Я начинаю беспокоиться. Его сияющие глаза яркие, но, кажется, в них есть что-то… хрупкое. Как будто у него не все в порядке с головой.
— Рух, — мягко говорю я, проводя большим пальцем по его колену. — Я здесь. У нас все в порядке.
Он ничего не говорит, просто продолжает гладить меня по лицу.
О-о-о. Я провожу рукой по его челюсти, убеждаясь, что он не ранен. Моя пара никогда не был большим любителем поговорить, но это молчание меня беспокоит. Я поднимаю Рухара и предлагаю его Руху.
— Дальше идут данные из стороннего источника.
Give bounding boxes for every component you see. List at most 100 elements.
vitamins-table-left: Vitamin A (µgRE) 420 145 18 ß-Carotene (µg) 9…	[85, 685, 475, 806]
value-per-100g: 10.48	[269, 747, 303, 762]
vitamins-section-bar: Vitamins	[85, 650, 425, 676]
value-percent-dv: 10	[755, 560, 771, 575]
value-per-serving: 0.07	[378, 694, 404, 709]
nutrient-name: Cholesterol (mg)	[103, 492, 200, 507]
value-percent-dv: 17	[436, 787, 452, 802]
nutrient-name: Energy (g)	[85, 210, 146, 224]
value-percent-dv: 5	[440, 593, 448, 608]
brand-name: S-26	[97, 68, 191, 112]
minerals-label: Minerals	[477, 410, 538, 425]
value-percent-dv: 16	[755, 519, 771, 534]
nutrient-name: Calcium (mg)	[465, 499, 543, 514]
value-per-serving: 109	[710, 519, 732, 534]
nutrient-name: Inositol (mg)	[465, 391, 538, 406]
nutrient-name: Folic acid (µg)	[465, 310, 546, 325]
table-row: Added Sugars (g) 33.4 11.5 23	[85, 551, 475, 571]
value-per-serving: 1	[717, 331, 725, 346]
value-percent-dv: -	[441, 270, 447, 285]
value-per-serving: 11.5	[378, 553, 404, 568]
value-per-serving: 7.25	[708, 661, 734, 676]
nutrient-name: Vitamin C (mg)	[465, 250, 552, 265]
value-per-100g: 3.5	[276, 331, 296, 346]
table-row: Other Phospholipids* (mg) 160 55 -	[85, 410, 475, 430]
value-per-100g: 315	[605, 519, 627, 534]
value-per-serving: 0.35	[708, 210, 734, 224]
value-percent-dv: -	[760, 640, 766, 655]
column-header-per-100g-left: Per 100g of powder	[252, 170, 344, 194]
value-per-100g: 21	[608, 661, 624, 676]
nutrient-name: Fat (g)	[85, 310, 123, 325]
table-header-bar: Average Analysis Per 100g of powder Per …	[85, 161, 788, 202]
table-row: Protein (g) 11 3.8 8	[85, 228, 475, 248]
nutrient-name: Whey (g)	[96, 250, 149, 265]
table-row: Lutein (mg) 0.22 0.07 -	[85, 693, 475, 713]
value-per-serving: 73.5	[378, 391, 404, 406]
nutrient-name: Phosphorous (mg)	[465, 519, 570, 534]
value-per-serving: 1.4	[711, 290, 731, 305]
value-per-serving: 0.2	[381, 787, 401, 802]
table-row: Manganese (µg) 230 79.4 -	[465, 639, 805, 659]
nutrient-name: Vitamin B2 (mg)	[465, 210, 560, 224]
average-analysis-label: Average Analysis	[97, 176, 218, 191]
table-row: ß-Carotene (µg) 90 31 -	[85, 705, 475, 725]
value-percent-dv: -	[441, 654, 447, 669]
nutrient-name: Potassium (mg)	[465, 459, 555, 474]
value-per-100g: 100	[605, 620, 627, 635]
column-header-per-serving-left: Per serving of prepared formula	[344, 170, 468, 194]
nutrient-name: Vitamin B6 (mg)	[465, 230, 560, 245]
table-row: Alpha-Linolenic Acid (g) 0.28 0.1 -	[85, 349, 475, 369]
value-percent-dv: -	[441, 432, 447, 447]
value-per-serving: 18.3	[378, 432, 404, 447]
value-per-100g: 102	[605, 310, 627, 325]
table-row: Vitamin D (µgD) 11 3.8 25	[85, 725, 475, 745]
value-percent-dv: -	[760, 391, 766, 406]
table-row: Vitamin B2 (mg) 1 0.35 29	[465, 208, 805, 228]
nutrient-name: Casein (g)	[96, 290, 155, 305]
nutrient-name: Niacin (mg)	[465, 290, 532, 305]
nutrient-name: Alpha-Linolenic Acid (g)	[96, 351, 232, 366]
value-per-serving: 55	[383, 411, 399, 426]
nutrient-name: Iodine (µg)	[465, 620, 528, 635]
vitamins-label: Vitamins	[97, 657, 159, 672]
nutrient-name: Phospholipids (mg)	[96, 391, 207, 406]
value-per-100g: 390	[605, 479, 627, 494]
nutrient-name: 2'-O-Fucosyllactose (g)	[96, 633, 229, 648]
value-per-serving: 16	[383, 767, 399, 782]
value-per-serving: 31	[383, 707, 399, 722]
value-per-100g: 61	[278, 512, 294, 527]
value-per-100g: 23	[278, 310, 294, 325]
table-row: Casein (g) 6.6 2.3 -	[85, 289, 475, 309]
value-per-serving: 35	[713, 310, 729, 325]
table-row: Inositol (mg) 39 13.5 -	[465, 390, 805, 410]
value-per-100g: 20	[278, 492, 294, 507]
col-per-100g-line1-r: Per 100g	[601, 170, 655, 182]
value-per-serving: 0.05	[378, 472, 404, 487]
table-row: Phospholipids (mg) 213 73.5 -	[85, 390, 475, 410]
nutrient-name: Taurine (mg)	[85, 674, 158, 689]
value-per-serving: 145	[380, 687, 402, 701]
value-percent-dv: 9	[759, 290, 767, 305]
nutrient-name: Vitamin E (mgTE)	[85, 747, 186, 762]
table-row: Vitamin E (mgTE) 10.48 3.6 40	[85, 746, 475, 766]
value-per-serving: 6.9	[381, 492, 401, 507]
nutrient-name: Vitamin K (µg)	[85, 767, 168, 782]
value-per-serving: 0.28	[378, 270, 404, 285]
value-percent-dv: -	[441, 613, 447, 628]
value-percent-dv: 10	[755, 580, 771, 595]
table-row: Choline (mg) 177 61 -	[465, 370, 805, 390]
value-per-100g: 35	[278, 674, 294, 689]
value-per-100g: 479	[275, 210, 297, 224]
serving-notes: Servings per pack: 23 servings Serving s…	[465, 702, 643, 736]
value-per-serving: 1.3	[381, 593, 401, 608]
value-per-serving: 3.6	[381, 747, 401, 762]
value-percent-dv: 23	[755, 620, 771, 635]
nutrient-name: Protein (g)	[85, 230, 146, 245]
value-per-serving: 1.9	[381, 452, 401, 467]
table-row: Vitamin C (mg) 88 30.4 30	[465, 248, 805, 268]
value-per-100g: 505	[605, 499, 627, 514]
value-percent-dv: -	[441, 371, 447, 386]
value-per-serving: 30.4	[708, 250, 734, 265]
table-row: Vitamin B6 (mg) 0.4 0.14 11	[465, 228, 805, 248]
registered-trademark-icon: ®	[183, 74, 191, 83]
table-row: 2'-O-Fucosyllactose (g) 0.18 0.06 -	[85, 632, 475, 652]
— Ты можешь подержать его? Я хочу попытаться встать и посмотреть, в чем дело… — и я хочу посмотреть, как он отреагирует на нашего сына. Ясно, что что-то не так, но также ясно, что, где бы мы ни были, мы не можем здесь оставаться. Что-то твердое упирается мне в бедро, и вокруг темно. Это вызывает клаустрофобию. Я не могу точно определить, где я нахожусь, и чувствую, что должна быть в состоянии это сделать. Я чувствую, что мне чего-то не хватает.
Но больше всего я беспокоюсь о Рухе. Он — моя опора. Он — мой мир — он и Рухар. Если с ним что-нибудь случится… Я содрогаюсь, потому что не хочу думать об этом.
Рух забирает у меня ребенка и нежно прижимает его к груди. Он по-прежнему сосредоточен на мне, но все в порядке. Шаг за шагом. Я держу руку на его ноге, пытаясь подняться на ноги — и терплю неудачу. Как только я встаю, у меня кружится голова, и мне приходится снова сесть. Мое тело покрывается холодным потом.
И моя пара снова начинает рычать.
Я снова опускаюсь на землю, прижимаясь лбом к руке Руха.
— Мне жаль. Дай мне всего минутку.
— Хар-лоу, — хрипит он, и мне снова становится больно от боли в его голосе.
— Я в порядке, — говорю я ему, хотя это не так.